Philosophy of shitposting

This bit is the midpoint in a valuable thread on The Philosophy of Shitposting™, and it’s refreshing and thought-provoking to see it spelled out so clearly.

For background, Corey and his company do high-end consulting that can deliver big rewards for large companies, not primarily by helping them control their spending on big metered infrastructure services.

It’s a bit like going over your monthly budget to find the places where you could tweak your cable plan and cancel a subscription you forgot you had, maybe brew more coffee instead of stopping at the shop… but for companies burning millions a year on those services.

The ecosystem he works in is simultaneously Very Serious, Aggressively Techno-optimistic, and soaked in carefully tweaked marketing messaging. ~Shitposting~ is a signal of authenticity, a demonstration of confidence, and a way of cutting through aforementioned marketing fog.

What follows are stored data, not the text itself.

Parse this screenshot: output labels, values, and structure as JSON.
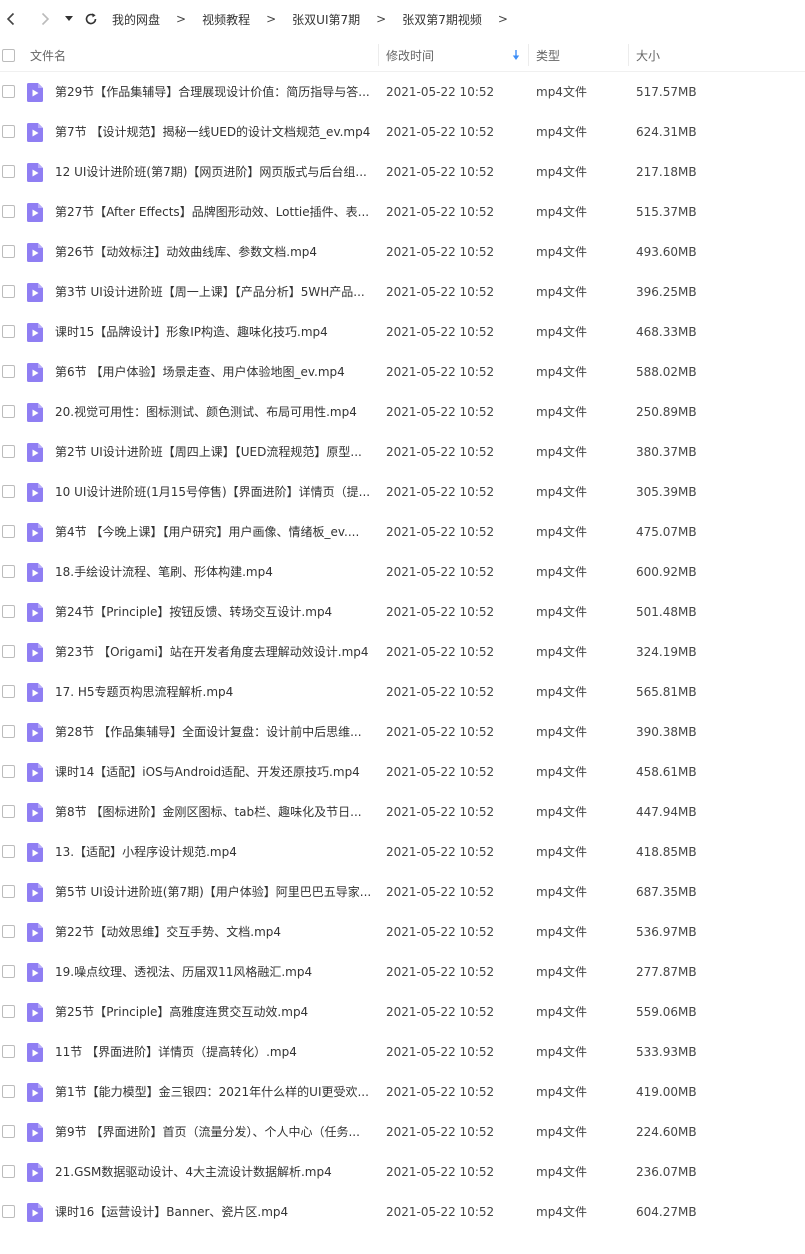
{
  "nav": {
    "back_icon": "chevron-left-icon",
    "forward_icon": "chevron-right-icon",
    "dropdown_icon": "caret-down-icon",
    "refresh_icon": "refresh-icon",
    "breadcrumbs": [
      "我的网盘",
      "视频教程",
      "张双UI第7期",
      "张双第7期视频"
    ],
    "separator": ">"
  },
  "columns": {
    "name": "文件名",
    "modified": "修改时间",
    "type": "类型",
    "size": "大小",
    "sort_icon": "sort-down-arrow-icon"
  },
  "colors": {
    "file_icon": "#8f7ef3",
    "sort_arrow": "#3d8ef7"
  },
  "files": [
    {
      "name": "第29节【作品集辅导】合理展现设计价值：简历指导与答...",
      "modified": "2021-05-22 10:52",
      "type": "mp4文件",
      "size": "517.57MB"
    },
    {
      "name": "第7节 【设计规范】揭秘一线UED的设计文档规范_ev.mp4",
      "modified": "2021-05-22 10:52",
      "type": "mp4文件",
      "size": "624.31MB"
    },
    {
      "name": "12 UI设计进阶班(第7期)【网页进阶】网页版式与后台组...",
      "modified": "2021-05-22 10:52",
      "type": "mp4文件",
      "size": "217.18MB"
    },
    {
      "name": "第27节【After Effects】品牌图形动效、Lottie插件、表...",
      "modified": "2021-05-22 10:52",
      "type": "mp4文件",
      "size": "515.37MB"
    },
    {
      "name": "第26节【动效标注】动效曲线库、参数文档.mp4",
      "modified": "2021-05-22 10:52",
      "type": "mp4文件",
      "size": "493.60MB"
    },
    {
      "name": "第3节 UI设计进阶班【周一上课】【产品分析】5WH产品...",
      "modified": "2021-05-22 10:52",
      "type": "mp4文件",
      "size": "396.25MB"
    },
    {
      "name": "课时15【品牌设计】形象IP构造、趣味化技巧.mp4",
      "modified": "2021-05-22 10:52",
      "type": "mp4文件",
      "size": "468.33MB"
    },
    {
      "name": "第6节 【用户体验】场景走查、用户体验地图_ev.mp4",
      "modified": "2021-05-22 10:52",
      "type": "mp4文件",
      "size": "588.02MB"
    },
    {
      "name": "20.视觉可用性：图标测试、颜色测试、布局可用性.mp4",
      "modified": "2021-05-22 10:52",
      "type": "mp4文件",
      "size": "250.89MB"
    },
    {
      "name": "第2节 UI设计进阶班【周四上课】【UED流程规范】原型...",
      "modified": "2021-05-22 10:52",
      "type": "mp4文件",
      "size": "380.37MB"
    },
    {
      "name": "10 UI设计进阶班(1月15号停售)【界面进阶】详情页（提...",
      "modified": "2021-05-22 10:52",
      "type": "mp4文件",
      "size": "305.39MB"
    },
    {
      "name": "第4节 【今晚上课】【用户研究】用户画像、情绪板_ev....",
      "modified": "2021-05-22 10:52",
      "type": "mp4文件",
      "size": "475.07MB"
    },
    {
      "name": "18.手绘设计流程、笔刷、形体构建.mp4",
      "modified": "2021-05-22 10:52",
      "type": "mp4文件",
      "size": "600.92MB"
    },
    {
      "name": "第24节【Principle】按钮反馈、转场交互设计.mp4",
      "modified": "2021-05-22 10:52",
      "type": "mp4文件",
      "size": "501.48MB"
    },
    {
      "name": "第23节 【Origami】站在开发者角度去理解动效设计.mp4",
      "modified": "2021-05-22 10:52",
      "type": "mp4文件",
      "size": "324.19MB"
    },
    {
      "name": "17. H5专题页构思流程解析.mp4",
      "modified": "2021-05-22 10:52",
      "type": "mp4文件",
      "size": "565.81MB"
    },
    {
      "name": "第28节 【作品集辅导】全面设计复盘：设计前中后思维...",
      "modified": "2021-05-22 10:52",
      "type": "mp4文件",
      "size": "390.38MB"
    },
    {
      "name": "课时14【适配】iOS与Android适配、开发还原技巧.mp4",
      "modified": "2021-05-22 10:52",
      "type": "mp4文件",
      "size": "458.61MB"
    },
    {
      "name": "第8节 【图标进阶】金刚区图标、tab栏、趣味化及节日...",
      "modified": "2021-05-22 10:52",
      "type": "mp4文件",
      "size": "447.94MB"
    },
    {
      "name": "13.【适配】小程序设计规范.mp4",
      "modified": "2021-05-22 10:52",
      "type": "mp4文件",
      "size": "418.85MB"
    },
    {
      "name": "第5节 UI设计进阶班(第7期)【用户体验】阿里巴巴五导家...",
      "modified": "2021-05-22 10:52",
      "type": "mp4文件",
      "size": "687.35MB"
    },
    {
      "name": "第22节【动效思维】交互手势、文档.mp4",
      "modified": "2021-05-22 10:52",
      "type": "mp4文件",
      "size": "536.97MB"
    },
    {
      "name": "19.噪点纹理、透视法、历届双11风格融汇.mp4",
      "modified": "2021-05-22 10:52",
      "type": "mp4文件",
      "size": "277.87MB"
    },
    {
      "name": "第25节【Principle】高雅度连贯交互动效.mp4",
      "modified": "2021-05-22 10:52",
      "type": "mp4文件",
      "size": "559.06MB"
    },
    {
      "name": "11节 【界面进阶】详情页（提高转化）.mp4",
      "modified": "2021-05-22 10:52",
      "type": "mp4文件",
      "size": "533.93MB"
    },
    {
      "name": "第1节【能力模型】金三银四：2021年什么样的UI更受欢...",
      "modified": "2021-05-22 10:52",
      "type": "mp4文件",
      "size": "419.00MB"
    },
    {
      "name": "第9节 【界面进阶】首页（流量分发）、个人中心（任务...",
      "modified": "2021-05-22 10:52",
      "type": "mp4文件",
      "size": "224.60MB"
    },
    {
      "name": "21.GSM数据驱动设计、4大主流设计数据解析.mp4",
      "modified": "2021-05-22 10:52",
      "type": "mp4文件",
      "size": "236.07MB"
    },
    {
      "name": "课时16【运营设计】Banner、瓷片区.mp4",
      "modified": "2021-05-22 10:52",
      "type": "mp4文件",
      "size": "604.27MB"
    }
  ]
}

…But it’s frequently an excuse to just be cruel, as well — to deploy constant barbs and snipes and drag down individuals who are trying their best to do good work in systems that they can only incrementally improve, not fix entirely.

I know @karenmcgrane and @beep and I often joke about shitposting as a brand re @autogram_is but we’ve had similar internal conversations about the fine line there, the boundaries between puncturing inflated corporate narratives and cruelty towards the people who do the work.

It’s encouraging to see other folks articulate the principles and explain with reasonable humility that they mess up and have to fix it sometimes. Brands are a plague but humans populate them. It’s complicated.

(Er, primarily… honestly unsure how the ‘not’ jumped in there, gonna blame Siri, because that’s how I roll when the typo is mid-thread.)